Oral History

Interview with Joan Frances Crowley, 1998, excerpt.

Transcription: "It was announced to the student body that some of their activity fee would go to help pay for the bus going to Selma. A group of anti-black, against the black movement, threatened to throw themselves across the parking place so the bus couldn’t go.”

Interview with Joan Frances Crowley, 1998, excerpt.

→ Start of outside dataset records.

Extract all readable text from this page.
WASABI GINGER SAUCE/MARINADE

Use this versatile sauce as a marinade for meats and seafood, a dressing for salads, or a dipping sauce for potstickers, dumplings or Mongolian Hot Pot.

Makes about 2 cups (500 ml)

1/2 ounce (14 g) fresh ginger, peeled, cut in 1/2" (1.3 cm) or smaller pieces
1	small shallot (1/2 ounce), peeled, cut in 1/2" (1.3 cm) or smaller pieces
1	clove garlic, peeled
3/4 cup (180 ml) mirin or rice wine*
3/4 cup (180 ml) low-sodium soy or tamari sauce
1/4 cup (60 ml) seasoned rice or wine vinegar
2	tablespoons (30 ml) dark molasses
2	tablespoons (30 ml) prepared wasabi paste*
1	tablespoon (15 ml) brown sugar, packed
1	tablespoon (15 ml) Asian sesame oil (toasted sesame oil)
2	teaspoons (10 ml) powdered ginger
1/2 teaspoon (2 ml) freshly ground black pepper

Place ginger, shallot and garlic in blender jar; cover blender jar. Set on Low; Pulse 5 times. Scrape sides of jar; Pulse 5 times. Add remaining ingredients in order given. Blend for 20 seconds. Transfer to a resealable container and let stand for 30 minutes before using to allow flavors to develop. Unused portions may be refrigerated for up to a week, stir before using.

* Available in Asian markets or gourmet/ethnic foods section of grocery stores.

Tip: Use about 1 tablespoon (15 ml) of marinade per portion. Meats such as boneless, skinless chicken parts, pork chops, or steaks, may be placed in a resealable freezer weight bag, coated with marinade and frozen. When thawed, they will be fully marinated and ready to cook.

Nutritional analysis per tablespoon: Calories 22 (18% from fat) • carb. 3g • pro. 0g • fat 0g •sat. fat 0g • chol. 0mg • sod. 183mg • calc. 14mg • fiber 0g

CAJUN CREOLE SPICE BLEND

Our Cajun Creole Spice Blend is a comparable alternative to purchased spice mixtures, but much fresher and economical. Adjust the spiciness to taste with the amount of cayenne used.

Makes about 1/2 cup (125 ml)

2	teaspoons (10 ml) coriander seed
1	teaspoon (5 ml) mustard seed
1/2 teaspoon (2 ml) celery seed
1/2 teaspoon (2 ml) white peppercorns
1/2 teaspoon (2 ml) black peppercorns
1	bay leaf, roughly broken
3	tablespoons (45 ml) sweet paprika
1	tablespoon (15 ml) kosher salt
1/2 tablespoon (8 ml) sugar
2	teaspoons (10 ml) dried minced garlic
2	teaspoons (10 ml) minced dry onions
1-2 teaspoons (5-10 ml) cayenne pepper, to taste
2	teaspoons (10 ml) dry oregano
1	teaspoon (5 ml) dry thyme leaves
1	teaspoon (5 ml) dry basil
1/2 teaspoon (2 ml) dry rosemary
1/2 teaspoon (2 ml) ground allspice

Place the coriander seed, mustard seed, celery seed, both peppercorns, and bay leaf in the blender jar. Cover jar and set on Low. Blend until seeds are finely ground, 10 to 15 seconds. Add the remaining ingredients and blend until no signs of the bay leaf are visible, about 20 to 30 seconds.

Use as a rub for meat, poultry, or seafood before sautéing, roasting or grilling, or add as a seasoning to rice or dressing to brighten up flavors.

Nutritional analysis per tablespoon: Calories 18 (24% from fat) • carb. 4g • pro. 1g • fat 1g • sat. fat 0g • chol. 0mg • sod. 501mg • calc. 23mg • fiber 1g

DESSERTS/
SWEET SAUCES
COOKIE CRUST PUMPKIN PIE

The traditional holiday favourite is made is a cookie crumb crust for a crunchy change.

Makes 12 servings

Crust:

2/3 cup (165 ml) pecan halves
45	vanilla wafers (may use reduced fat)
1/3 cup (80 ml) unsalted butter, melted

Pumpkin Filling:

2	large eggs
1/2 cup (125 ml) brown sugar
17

Transcription: "I had always assigned African American kids with white kids. I just took it for granted; and they had friendship, etc. When Martin Luther King was shot the black students from Coffey Hall disappeared over into Northland with black kids who had apartment living over there. We didn’t see them for 24 hours. When they came out, they had stopped speaking to anybody white. I was in the enviable position of living in the dorm, trying to handle this. White kids coming in, crying ‘Sister…’ One night a black kid came in, closed the door and just threw herself in my arms and wept, and said, ‘I’m leaving, I’m transferring, I’m going to Morehouse.’ I said ‘Why Diane?’ and she said, ‘because my friends’ (many of them were white, she was an English major), ‘we’re not speaking to them. I can’t live like that.’ I had kids come into me privately and talk."

Observe:

What is the interviewee talking about in each excerpt?

Analyze:

What can you determine from the interviewee's tone of voice? Based on the second excerpt, what role at Mundelein College does the interviewee seem to play? What do the excerpts convey about student life at Mundelein during the Civil Rights Era? Was the student body of one mind, or divided over issues of race and activism?